On observe également de nombreuses galeries forestières sous lesquelles s’écoulent de les nombreux affluents de la rivière Baïdou. Beaucoup plus au nord, les boisements deviennent beaucoup plus étendus, mais cèdent la place à la latitude de l’ancienne route de Ippy (6° N), à une forêt sèche à Daniellia oliveri, Anogeissus leiocarpus et Terminalia glaucescens, ancienne savane et friches à feux, qui s'étalent d’est en ouest jusqu’à Agoudou-Manga. Cette forêt sèche passe plus au nord, à une mosaïque de savane arbustive et arborée qui ne s’estompe que sur les bords de la rivière Baïdou. Celle-ci est considérée par les populations locales, comme la limite de leur commune, avec celle de la Baïdou-Ngoumbourou dans la sous préfecture de Ippy.

Les essences végétales que l’on retrouve ici sont, pour les ligneux, Terminalia spp., Anogeissus leiocarpus, Albizzia zygia, Burkea africana, etc. Les galeries forestières sont à Irmingia gabonensis, Uapaca guinensis, Elaesis guinensis, etc.

Les herbacées qui complètent ces formations sont les Loudetia arundinacea, Hyparrhenia sp., Andropogon gayanus, etc. Elles sont souvent très hautes et denses.
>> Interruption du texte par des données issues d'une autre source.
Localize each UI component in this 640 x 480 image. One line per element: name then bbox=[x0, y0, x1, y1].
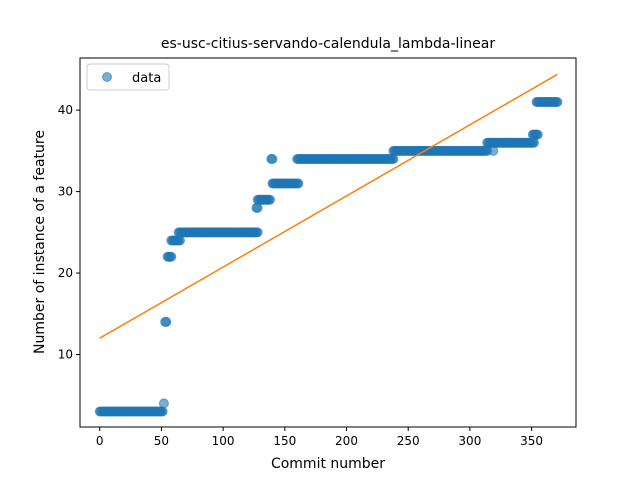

Dans la zone d’élevage, la végétation est constituée dans sa quasi-totalité de savanes arbustives claires et denses. Dans les emplacements d’anciens campements (cas du premier campement Djafun implanté par ardo Haman), les arbustes sont très denses avec les cimes jointives, alors que plus loin la savane présente une allure de forêt sèche. Les essences les plus représentatives ici sont les jeunes Terminalia Glaucescens et Parinari curatellifolia, Piliostigma thonningii, Hymenocardia acida, Nauclea latifolia, Anona senegalensis et Ficus (capensis) ; auxquels on peut ajouter Vitex spp. Sur les zones dénudées, on observe un embuissonnement par Chromolaena odorata et Harungana madagascariensis mais il n’atteint pas l’importance de celui des plateaux du nord-ouest. Une place à part peut être faite aux prairies sur cuirasses ferrugineuses, que l’on rencontre en abondance dans la région. Cette abondance de cuirassement à l’intérieur de cette zone soudano-guinéenne se traduit, quand la cuirasse ferrugineuse est nue ou sub-affleurante, par le développement de clairières au milieu de la savane arborée ou arbustive (Boulvert, 1980).

Suivant leur position, cet auteur distingue les « lakéré » de plateau, de chape (sur arêtes d’itabirites), de versant ou de battement de nappe en bas de pente. Suivant leur forme, on peut distinguer des « Lakéré » en lanières sur roches métamorphiques orientées, en fer de cheval, en épingles à cheveux ou parfois circulaires sur roches éruptives.

Sur un véritable « lakéré », la cuirasse compacte et sub-affleurante ne permet pas à la végétation ligneuse de se développer. La végétation herbacée décroît avec l’épaisseur de terre meuble. Elle passe d’Hyparrhenia spp à diverses espèces de Panicum, d’Eragrostis spp, de Loudetia (annua, coarctata), de Ctenium (nelegas, newtonii) jusqu’à Cochlorspermum tinctorium. Au centre, la cuirasse peut être nue ou renfermer des plaques d’eau temporaires à Panicum indicum, Loudetia spp., Cyperus pustulatus. La surface des lakéré est souvent parsemée de gravillons, de blocs épais de cuirasse ainsi que de multiples termitières champignons édifiées par

Cubitermes fugifaber Sjöst. M. Mazade (1980) a consacré sa thèse à cette formation.

Comme nous venons de le constater, en dehors des « lakéré », la physionomie des savanes de la région de Bambari est largement sous la dépendance des facteurs biotiques très mouvants. Cette dynamique du milieu naturel observée depuis ces trente dernières années ne cesse pas d’être inquiétante.